Q&A: Standardizing queries for V-fib
Q: Is it appropriate to routinely query cardiothoracic surgeons for ventricular fibrillation experienced by patients immediately after cardiopulmonary bypass (CPB) for open heart procedures? Our centers performing this type of surgery are hoping to identify ventricular fibrillation (V-fib) requiring defibrillation one or multiple times during the reperfusion stage and perhaps requiring additional lidocaine infusions during the post-op period in the ICU/CTSU.
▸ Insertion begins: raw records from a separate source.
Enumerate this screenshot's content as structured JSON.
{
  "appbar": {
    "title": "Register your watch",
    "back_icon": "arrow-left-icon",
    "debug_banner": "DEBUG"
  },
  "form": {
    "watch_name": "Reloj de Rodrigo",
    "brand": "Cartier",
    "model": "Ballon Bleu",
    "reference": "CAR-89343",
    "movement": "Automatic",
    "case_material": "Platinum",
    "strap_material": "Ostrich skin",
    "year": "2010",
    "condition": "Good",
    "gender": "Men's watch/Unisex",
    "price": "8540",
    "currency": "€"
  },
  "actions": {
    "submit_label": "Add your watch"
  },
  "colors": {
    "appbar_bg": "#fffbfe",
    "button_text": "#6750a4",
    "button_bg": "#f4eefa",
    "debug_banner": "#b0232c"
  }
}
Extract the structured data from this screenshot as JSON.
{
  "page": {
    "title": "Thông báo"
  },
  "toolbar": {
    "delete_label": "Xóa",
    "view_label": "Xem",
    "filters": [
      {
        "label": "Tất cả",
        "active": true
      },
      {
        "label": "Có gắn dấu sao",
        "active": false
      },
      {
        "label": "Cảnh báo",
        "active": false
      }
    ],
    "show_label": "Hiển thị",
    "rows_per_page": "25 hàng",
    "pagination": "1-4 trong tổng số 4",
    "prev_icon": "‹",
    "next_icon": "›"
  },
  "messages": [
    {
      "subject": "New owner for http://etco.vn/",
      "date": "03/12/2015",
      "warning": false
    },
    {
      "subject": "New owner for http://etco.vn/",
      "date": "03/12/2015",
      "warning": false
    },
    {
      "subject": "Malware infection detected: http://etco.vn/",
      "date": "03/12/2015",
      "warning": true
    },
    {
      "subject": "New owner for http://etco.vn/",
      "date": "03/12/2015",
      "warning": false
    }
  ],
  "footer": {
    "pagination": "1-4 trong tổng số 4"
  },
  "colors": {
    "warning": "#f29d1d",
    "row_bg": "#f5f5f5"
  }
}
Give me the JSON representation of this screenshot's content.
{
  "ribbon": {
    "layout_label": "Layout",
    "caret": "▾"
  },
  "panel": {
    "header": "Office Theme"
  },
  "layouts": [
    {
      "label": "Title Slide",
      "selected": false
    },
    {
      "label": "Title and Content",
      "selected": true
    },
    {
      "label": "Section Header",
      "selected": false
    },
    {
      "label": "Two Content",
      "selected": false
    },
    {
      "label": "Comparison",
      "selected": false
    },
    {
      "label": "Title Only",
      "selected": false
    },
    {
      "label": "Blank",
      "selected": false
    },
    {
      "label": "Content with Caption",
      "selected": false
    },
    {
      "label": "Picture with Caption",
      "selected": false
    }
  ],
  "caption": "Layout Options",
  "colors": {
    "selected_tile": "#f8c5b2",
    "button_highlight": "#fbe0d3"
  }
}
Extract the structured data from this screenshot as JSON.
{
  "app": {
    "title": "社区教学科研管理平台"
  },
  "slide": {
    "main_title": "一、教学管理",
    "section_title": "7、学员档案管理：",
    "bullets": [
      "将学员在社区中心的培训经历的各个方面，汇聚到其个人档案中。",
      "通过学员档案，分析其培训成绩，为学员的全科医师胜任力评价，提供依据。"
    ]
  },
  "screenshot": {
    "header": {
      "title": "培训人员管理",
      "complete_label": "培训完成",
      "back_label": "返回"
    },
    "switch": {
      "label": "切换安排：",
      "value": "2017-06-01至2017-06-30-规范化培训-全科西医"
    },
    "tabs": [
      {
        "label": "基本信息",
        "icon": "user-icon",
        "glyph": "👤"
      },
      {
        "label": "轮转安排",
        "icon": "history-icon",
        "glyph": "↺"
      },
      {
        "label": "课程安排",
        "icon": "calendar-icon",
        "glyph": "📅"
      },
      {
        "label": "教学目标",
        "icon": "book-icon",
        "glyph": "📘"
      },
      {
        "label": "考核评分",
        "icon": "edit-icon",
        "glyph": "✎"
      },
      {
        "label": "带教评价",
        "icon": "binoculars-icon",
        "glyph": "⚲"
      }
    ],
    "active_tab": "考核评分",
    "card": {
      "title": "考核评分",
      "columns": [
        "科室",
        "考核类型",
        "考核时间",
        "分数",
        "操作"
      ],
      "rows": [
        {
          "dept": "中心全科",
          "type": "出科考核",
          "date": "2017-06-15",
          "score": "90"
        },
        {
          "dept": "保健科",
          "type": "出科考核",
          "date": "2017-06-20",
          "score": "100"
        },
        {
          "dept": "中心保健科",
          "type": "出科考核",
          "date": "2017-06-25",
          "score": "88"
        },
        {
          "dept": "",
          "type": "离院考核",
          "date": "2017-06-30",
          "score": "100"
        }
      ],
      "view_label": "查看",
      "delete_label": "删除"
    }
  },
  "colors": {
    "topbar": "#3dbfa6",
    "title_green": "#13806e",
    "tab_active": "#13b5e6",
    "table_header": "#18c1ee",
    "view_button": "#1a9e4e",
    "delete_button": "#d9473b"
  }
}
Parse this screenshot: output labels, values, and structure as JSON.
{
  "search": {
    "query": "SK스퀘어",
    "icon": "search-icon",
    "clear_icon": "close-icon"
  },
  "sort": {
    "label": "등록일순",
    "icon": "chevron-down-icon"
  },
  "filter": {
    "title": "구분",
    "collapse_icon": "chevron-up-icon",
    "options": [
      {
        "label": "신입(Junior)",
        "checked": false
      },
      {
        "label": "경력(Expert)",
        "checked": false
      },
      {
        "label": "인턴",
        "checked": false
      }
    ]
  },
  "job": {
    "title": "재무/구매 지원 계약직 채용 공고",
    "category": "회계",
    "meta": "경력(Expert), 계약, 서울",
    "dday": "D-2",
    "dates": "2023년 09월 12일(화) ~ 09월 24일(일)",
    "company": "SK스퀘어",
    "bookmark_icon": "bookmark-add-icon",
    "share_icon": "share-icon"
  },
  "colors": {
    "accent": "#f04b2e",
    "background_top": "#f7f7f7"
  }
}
We are exploring the surgeon’s perspective on these occurrences as a tachyarrhythmia that is:
- “Integral” to the reperfusion period
- “Common” to the reperfusion period, or
- “A complication” of the reperfusion period
As we prepare to present our position on this matter to an interdisciplinary team, is it appropriate to query to capture this as an MCC and/or to link this occurrence with specific conditions that predispose specific patient populations to V-fib?
A: Only the surgeon can identify the appropriateness of reporting these arrythmias and if they are thought to be expected or integral to the procedure or not.
Factors that would influence this decision include:
- Is the arrythmia and/or the treatment provided typical and expected to occur? Or,
- Is the arrythmia and/or the treatment provided out of the ordinary?
I do encourage facilities to work with their cardiovascular surgeons to develop criteria that identify what is expected and what deviates from the norm. These criteria could then be used by CDI and coding to staff to better understand when a query should be deployed.
Providers should also be encouraged to document with wording that clearly states if the arrythmia was expected (not reportable) or if the treatment deviated from the normal (likely would allow reporting- even if the arrythmia was expected).